XXV. Les frères Lucius et Spurius Mummius eurent encore quelque talent oratoire. Nous avons leurs discours à tous deux. Lucius est simple et antique ; Spurius, sans être plus fleuri, a cependant un style plus serré : c’est qu’il sortait de l’école des stoïciens. Il existe beaucoup de discours de Sp. Albinus. Il en existe aussi des deux Aurélius Orestès, Lucius et Caïus, qui jouirent de quelque estime comme orateurs. P. Popillius, excellent citoyen, n’était pas non plus sans talent pour la parole : son fils Caïus en avait un véritable. C. Tuditanus, célèbre par la politesse de ses mœurs, et la recherche qu’il portait dans sa manière de vivre, ne fut pas moins renommé pour l’élégance de son langage. On peut lui comparer, en ce genre, un citoyen dont l’attachement au bien public ne se démentit jamais, M. Octavius, qui, outragé par le premier des Gracques, triompha de ce tribun à force de patience. Mais n’oublions pas Emilius Lépidus, surnommé Porcina, contemporain de Galba, quoique un peu plus jeune. Il passa pour un grand orateur, et ses discours prouvent qu’il fut au moins un bon écrivain. Il introduisit le premier, dans l’éloquence latine, la douceur et l’harmonie des périodes grecques, et toutes les savantes combinaisons du style. Il eut pour auditeurs assidus deux jeunes gens du plus grand talent, et presque du même âge, C. Carbon et Tib. Gracchus. Nous parlerons d’eux quand j’aurai dit quelques mots de ceux qui étaient plus âgés. Q. Pompéius ne laissa pas d’être estimé dans ce temps-là comme orateur. Il fut l’artisan de sa fortune ; et sans aïeux dont la gloire recommandât son nom, il s’éleva cependant aux plus hautes dignités. À la même époque, L. Cassius, sans être éloquent, exerça néanmoins l’autorité de la parole. Ce ne fut point, comme les autres, à des manières agréables et généreuses, mais à une sévérité austère, qu’il dut sa popularité. M. Antius Brison, tribun du peuple, secondé par le consul Lépidus, s’opposa longtemps à sa loi des scrutins. On fait même un reproche à Scipion l’Africain d’avoir usé de son ascendant sur Brison, pour le faire renoncer à son opposition.
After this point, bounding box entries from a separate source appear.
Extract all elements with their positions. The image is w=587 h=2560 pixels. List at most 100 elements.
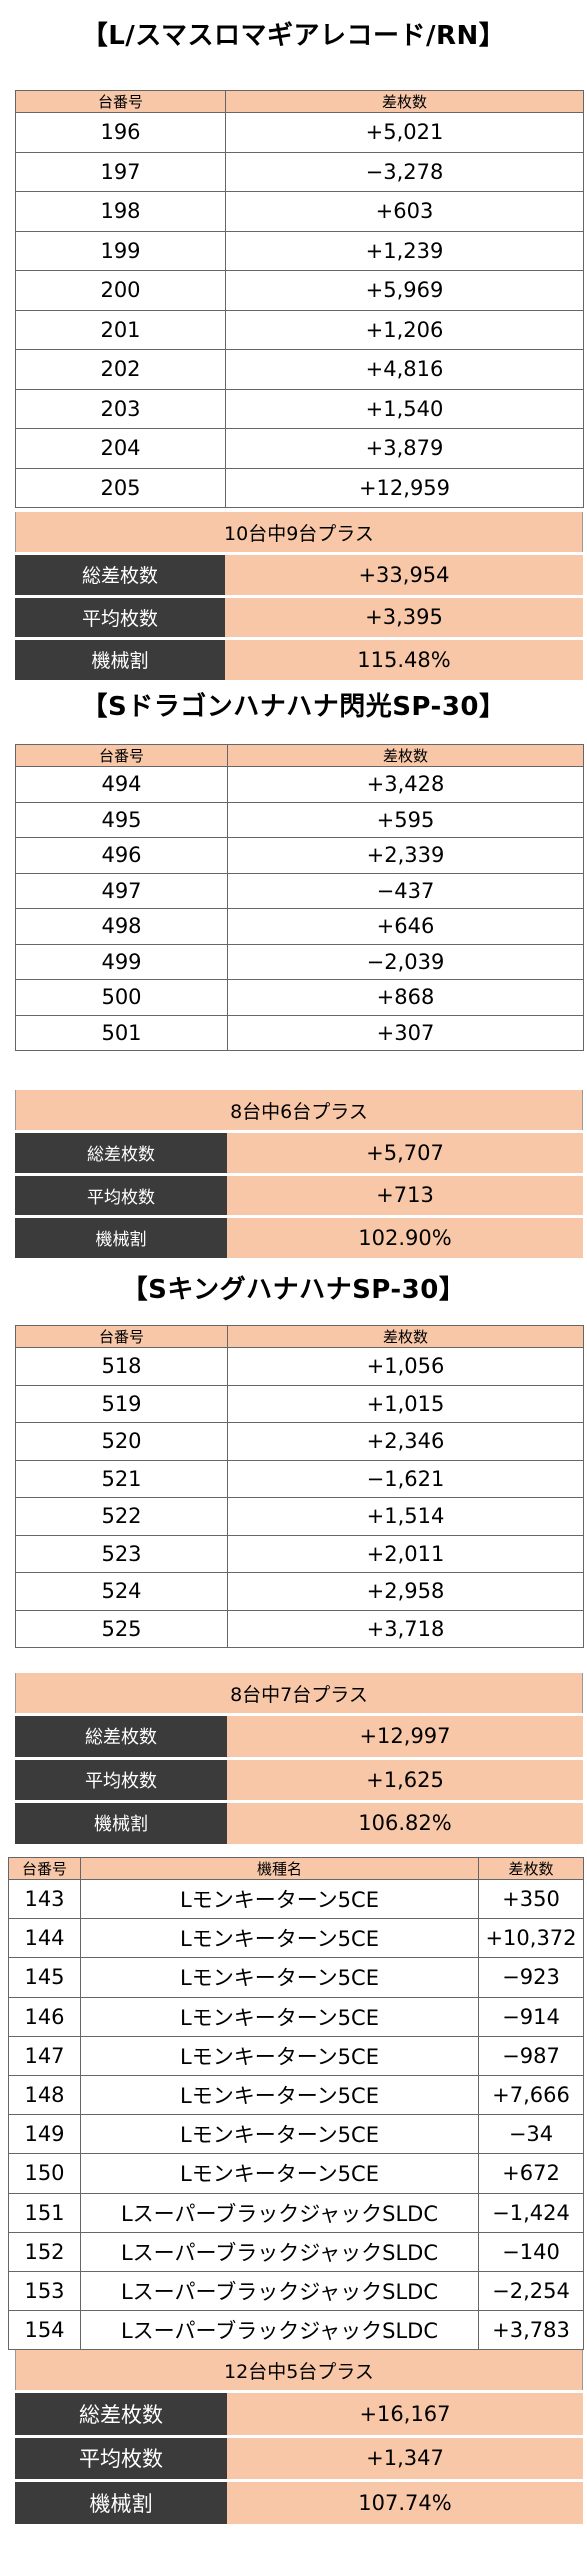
machine-number-cell: 150 xyxy=(8,2153,81,2194)
diff-count-cell: +3,783 xyxy=(478,2310,584,2351)
machine-number-cell: 205 xyxy=(15,467,226,508)
machine-number-cell: 495 xyxy=(15,801,228,838)
machine-number-cell: 518 xyxy=(15,1347,228,1386)
machine-number-cell: 201 xyxy=(15,309,226,350)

À la même époque aussi, les deux Cépions rendaient à leurs clients de grands services par le conseil et la plaidoirie, mais plus encore par leur crédit et leur influence. Quant à Pompéius, ses écrits existent : ils annoncent un jugement solide ; et, malgré leur vernis d’antiquité, ils n’ont pas trop de sécheresse.

XXVI. À peu près dans le même temps, P.